I hope to develop the package in the future with a few more functions to produce some MA and GARCH models. I am also thinking about ways to incorporate non-normal time series data.

References

Lunn, D. J., A. Thomas, N. Best, and D. Spiegelhalter (2000). WinBUGS – A Bayesian modelling framework: Concepts, structure, and extensibility. Statistics and Computing 10 (4), 325–337.

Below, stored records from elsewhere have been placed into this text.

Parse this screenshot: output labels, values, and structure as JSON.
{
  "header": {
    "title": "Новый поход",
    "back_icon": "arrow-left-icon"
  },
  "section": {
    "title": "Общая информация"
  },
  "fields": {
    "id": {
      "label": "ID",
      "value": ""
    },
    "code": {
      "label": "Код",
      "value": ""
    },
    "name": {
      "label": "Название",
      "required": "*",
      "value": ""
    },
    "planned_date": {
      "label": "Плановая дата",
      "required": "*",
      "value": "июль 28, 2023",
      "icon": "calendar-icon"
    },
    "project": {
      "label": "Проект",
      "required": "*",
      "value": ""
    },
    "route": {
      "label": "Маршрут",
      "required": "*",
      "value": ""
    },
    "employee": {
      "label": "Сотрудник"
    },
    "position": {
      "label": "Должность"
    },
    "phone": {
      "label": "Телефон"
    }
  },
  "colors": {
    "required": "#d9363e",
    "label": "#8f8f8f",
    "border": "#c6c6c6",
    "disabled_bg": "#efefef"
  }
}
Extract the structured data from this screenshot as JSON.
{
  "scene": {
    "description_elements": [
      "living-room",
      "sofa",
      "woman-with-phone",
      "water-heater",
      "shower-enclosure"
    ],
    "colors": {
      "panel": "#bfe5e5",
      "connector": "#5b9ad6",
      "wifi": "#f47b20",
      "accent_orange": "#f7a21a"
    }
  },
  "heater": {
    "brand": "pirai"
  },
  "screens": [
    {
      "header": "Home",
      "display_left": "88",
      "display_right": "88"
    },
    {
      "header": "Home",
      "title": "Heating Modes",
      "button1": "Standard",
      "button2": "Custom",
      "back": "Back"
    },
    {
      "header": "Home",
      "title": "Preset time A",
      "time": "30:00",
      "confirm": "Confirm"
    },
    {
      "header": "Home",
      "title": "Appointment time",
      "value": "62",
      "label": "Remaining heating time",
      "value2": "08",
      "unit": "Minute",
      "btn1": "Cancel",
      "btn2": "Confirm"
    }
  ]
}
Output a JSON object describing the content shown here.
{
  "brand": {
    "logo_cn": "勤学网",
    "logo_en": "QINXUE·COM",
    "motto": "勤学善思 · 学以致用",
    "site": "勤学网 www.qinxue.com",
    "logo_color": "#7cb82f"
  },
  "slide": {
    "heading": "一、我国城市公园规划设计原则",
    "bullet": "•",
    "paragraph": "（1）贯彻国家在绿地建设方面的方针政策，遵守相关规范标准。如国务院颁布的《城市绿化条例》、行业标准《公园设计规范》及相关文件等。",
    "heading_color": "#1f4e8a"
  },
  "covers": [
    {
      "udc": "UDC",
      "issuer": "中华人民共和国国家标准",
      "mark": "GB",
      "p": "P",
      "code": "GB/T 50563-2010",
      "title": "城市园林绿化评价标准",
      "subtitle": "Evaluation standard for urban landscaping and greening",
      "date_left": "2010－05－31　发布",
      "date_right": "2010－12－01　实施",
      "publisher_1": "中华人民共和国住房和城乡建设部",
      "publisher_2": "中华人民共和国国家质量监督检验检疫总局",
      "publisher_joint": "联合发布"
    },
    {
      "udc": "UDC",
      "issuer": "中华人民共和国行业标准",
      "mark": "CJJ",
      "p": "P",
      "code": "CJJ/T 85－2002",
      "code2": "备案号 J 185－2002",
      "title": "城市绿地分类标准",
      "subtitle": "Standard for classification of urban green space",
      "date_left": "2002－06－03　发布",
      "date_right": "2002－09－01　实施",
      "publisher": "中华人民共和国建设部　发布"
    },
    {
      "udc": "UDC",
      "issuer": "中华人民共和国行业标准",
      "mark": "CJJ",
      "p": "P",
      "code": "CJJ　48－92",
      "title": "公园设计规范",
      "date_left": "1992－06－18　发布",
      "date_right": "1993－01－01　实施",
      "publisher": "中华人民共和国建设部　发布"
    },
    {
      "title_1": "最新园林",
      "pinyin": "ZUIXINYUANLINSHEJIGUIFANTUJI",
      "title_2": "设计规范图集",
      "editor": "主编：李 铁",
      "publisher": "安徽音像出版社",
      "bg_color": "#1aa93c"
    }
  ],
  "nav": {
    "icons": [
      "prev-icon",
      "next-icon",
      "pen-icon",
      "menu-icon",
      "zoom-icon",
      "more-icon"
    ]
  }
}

Lunn, D. et al. (2009). The BUGS project: Evolution, critique and future directions. Statistics in Medicine 28.25, 3049-3067
Meyer, R. and J. Yu (2002). BUGS for a Bayesian analysis of stochastic volatility models. Econometrics Journal, 3, 2, pp. 198–215.
McCulloch, R. E. and R. S. Tsay (1993). Bayesian Inference and Prediction for Mean and Variance Shifts in Autoregressive Time Series. Journal of the American Statistical Association 88 (423), 968-978.
Sturtz, S., U. Ligges, and A. Gelman (2005). R2WinBUGS: a package for running WinBUGS from R. Journal of Statistical Software 12 (3).